IBM Research has officially released Granite-Docling-258M, a compact vision-language model (VLM) for converting documents into machine-readable formats while preserving complex layout, structure, tables, equations, lists, and other document elements.

With just 258 million parameters, Granite-Docling is designed to perform comparably to much larger systems, offering cost and efficiency advantages. Unlike conventional OCR approaches that tend to flatten structure, Granite-Docling outputs a richly annotated representation of page structure (called DocTags) which retains spatial and semantic relationships.

Granite-Docling builds on earlier work in the Docling ecosystem.

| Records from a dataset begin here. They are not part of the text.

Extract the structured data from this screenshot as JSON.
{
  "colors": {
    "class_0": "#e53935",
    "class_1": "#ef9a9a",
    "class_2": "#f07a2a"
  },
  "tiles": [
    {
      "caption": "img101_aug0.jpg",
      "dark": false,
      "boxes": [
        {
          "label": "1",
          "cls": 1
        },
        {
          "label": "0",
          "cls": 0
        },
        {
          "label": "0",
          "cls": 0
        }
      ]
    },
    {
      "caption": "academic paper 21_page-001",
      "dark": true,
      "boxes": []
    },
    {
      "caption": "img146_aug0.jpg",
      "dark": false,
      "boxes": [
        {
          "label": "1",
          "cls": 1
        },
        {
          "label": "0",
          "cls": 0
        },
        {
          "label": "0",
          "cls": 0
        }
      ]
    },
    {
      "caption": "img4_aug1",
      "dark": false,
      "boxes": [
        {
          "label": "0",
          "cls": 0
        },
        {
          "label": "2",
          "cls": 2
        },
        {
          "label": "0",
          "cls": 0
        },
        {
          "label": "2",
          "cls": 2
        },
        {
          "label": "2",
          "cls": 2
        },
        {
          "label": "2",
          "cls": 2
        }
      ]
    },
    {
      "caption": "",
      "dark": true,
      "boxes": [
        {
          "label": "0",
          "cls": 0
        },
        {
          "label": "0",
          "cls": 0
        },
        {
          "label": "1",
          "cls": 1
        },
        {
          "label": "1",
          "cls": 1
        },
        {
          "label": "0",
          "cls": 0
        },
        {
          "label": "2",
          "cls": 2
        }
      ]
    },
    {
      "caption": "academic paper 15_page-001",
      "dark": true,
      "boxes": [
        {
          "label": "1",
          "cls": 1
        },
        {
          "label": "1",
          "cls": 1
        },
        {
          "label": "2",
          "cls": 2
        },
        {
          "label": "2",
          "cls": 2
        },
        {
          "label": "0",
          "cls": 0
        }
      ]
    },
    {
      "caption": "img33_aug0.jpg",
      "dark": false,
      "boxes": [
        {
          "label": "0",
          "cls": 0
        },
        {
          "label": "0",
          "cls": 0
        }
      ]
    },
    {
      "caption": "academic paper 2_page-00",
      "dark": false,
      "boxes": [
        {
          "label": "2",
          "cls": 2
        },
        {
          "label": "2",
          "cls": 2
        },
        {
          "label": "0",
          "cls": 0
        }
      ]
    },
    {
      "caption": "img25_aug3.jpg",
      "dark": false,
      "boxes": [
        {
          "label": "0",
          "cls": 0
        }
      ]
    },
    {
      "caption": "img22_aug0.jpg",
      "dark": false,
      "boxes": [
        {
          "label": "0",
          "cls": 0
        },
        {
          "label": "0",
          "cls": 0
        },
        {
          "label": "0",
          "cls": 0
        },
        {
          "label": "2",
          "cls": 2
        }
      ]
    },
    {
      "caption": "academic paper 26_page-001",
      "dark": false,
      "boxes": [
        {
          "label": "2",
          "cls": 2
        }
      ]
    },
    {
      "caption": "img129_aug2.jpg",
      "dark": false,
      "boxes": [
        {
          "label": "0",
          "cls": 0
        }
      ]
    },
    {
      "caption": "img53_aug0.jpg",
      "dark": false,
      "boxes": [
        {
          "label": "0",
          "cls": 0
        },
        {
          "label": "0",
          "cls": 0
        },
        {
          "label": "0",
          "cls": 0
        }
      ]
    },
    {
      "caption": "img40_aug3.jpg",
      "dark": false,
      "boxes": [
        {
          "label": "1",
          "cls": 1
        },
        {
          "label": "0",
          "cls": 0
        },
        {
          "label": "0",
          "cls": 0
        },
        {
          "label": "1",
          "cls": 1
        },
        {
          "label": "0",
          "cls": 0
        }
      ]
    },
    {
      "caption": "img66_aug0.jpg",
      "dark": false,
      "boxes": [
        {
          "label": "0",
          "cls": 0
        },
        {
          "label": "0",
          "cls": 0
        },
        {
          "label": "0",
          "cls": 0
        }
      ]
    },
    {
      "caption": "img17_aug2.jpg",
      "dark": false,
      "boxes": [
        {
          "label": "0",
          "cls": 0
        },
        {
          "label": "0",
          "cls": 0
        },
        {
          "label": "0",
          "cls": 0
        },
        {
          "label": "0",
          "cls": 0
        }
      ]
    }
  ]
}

It replaces the SmolDocling-256M preview’s backbone (SmolLM-2) with a Granite 3–based architecture and upgrades the visual encoder from SigLIP to SigLIP2. The new version addresses prior issues such as token repetition or incomplete parses through more rigorous dataset filtering, annotation cleanup, and improved training strategies.

Internally, the model combines a SigLIP2 visual encoder (patch-based) with a Granite 165M language component, integrated via a connector (e.g. pixel shuffle) in a multimodal architecture. During training, the model was supervised to generate DocTags directly, so it is familiar with that structured format from the start.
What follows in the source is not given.